Both the municipal authorities and politicians are concerned with the particulate and nitrogen dioxide contamination at the Neckartor in Stuttgart. The measured values are so high that they could be harmful to health. But, who actually spends all their time out there in the outdoors? In the context of an EU research project, Professor Rainer Friedrich and his team from the University of Stuttgart's Institute of Energy Economics and the Rational Use of Energy (IER) are looking into which contaminants people are exposed to in places where they spend the majority of their lives. Their findings show that action is not only required with respect to road traffic.
As Rainer Friedrich explains, a person's health is primarily influenced by two factors: the genome, i.e., hereditary factors, and the exposome which encompasses the totality of human environmental exposures. “Our assumption”, he says, “is that long-term exposures throughout one's entire life, and not short-term peak exposures, are responsible for chronic illnesses and a shortened life expectancy”. This is the starting point for the EU’s HEALS (Health and Environment-wide Associations based on Large population Surveys) project. The objective is to uncover potential links between environmental factors and ill health. Friedrich and two colleagues are contributing to the research project which involves participation from 30 partner organizations, by providing the calculation base for the exposome. “We're responsible for analyzing data and developing models with which health impairments due to noxious substances can be calculated for demographic groups with specific characteristics”, Friedrich explains, “for example gender, age, profession or place of residence. That's something completely new!” All previous studies have taken a single year of pollution into account at the most and have restricted themselves to concentrations in the outside air.
Our assumption is that long-term exposures throughout one's entire life, and not short-term peak exposures, are responsible for chronic illnesses and a shortened life expectancy.
Prof. Rainer Friedrich, University of Stuttgart's Institute of Energy Economics and the Rational Use of Energy (IER)

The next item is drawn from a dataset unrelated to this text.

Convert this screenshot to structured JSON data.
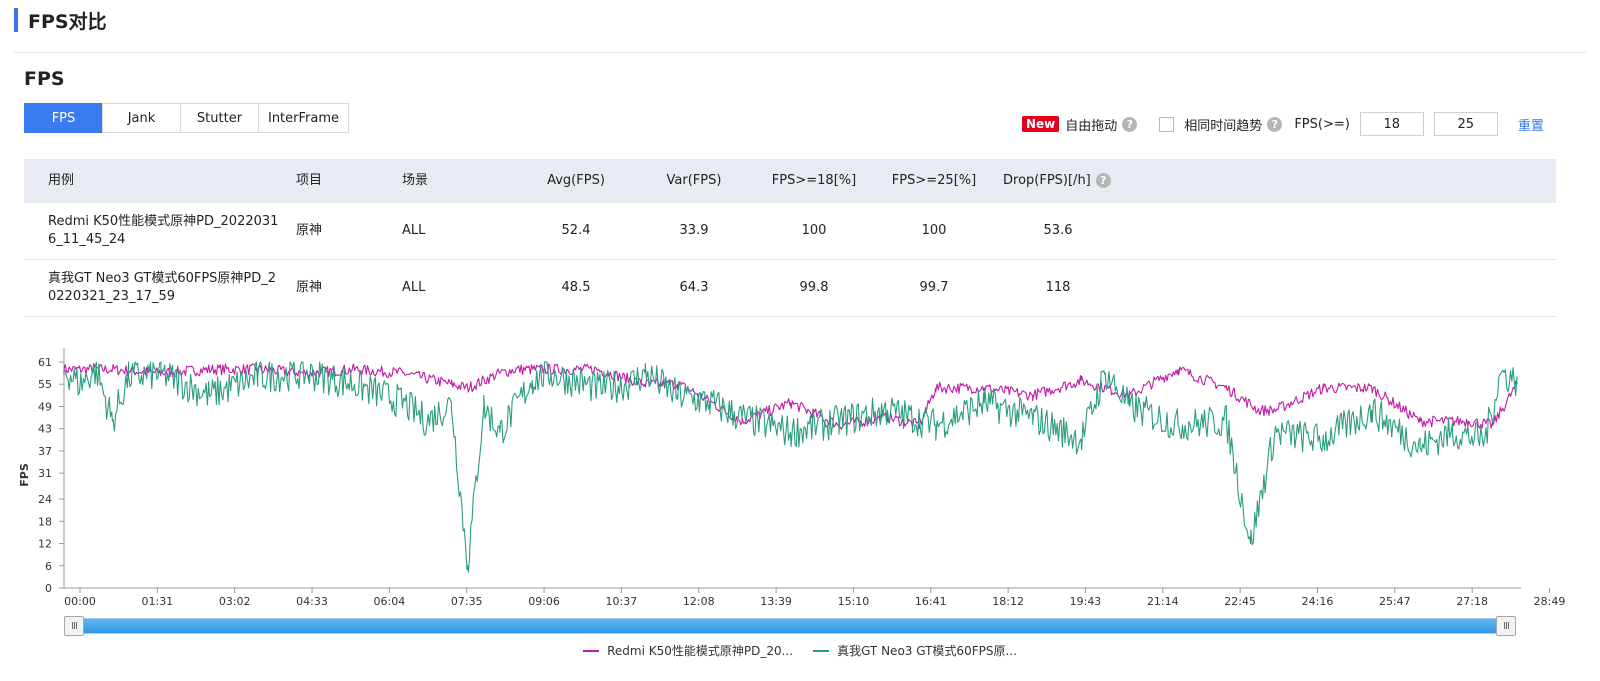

To arrive at their findings, the team uses basic data from databases that provide information on which demographic groups spend how much time at work, at home and in the car, and what they do there. The team has produced a time-activity matrix for Europe from this data. “We want to estimate the exposure of everyone characterized by each respective profile for their elapsed lifetimes and also prepare scenarios for the future”, says Friedrich. To achieve this, the IER team correlates the time-activity matrix with the noxious substance concentrations for the various locations, and not just for particulate matter and nitrogen dioxide, but also for ozone, heavy metals and electromagnetic radiation.
Outdoor sources
It was found that some 60 per cent of the most toxic of these noxious substances – particulate matter (PM) – with a diameter of 2.5 μm otherwise known as PM2.5, comes from outdoor air sources, primarily from road traffic but also the fumes from wood firing. In addition, manure and fertilizers used in agriculture produce ammonia emissions and, thus, secondary particulate matter. The most significant indoor sources, on the other hand, are passive smoking followed by frying food as well as operating wood burning stoves and burning candles and incense sticks.
Indoor sources
Using the methodology described, the researchers were able to calculate lifetime exposures to PM2.5. The rapid economic growth in the post-war era went hand-in-hand with a significant increase in particulate matter emissions and precursor gasses, which form particulates in the atmosphere, a trend, which was only reversed in the 1980s. After 1990, exposure to particulate matter declined significantly due to the reunification of Germany in conjunction with the collapse of certain sections of the heavy industry sector as well as more stringent limit values for air pollutant emissions, but also no smoking rules in internal spaces and voluntary non-smoking at home. Since its zenith in the 1980s, exposure to PM2.5 has almost halved.
Those who die before their time”, says Friedrich, “lose an average of ten years of life
Rainer Friedrich
Life expectancy shortened by seven months
The results form the basis for the actuarial calculation. For instance, the life expectancy for a man who is currently 70 years old and whose exposome includes PM2.5 is shortened by an average of seven years plus-minus three months, if one accepts the concentration– response relationship for adults published by the WHO. Moreover, there is a direct proportional relationship between the lost life expectancy and the life-long exposure to particulate matter. “Those who die before their time”, says Friedrich, “lose an average of ten years of life”. He goes on to explain that, because the air is less polluted now than it was between the 1960s and ‘80s, things are looking better for anyone born after 1970. Their life expectancy is shortened by less than half of today’s 70-year-olds. From the researcher’s point of view, therefore, it makes more sense to reduced long-term average values than to avoid short-term, peak loads. Reduction strategies should also take account of indoor sources: smoking in the house should be avoided, for example and the extractor hood should be switched on during frying.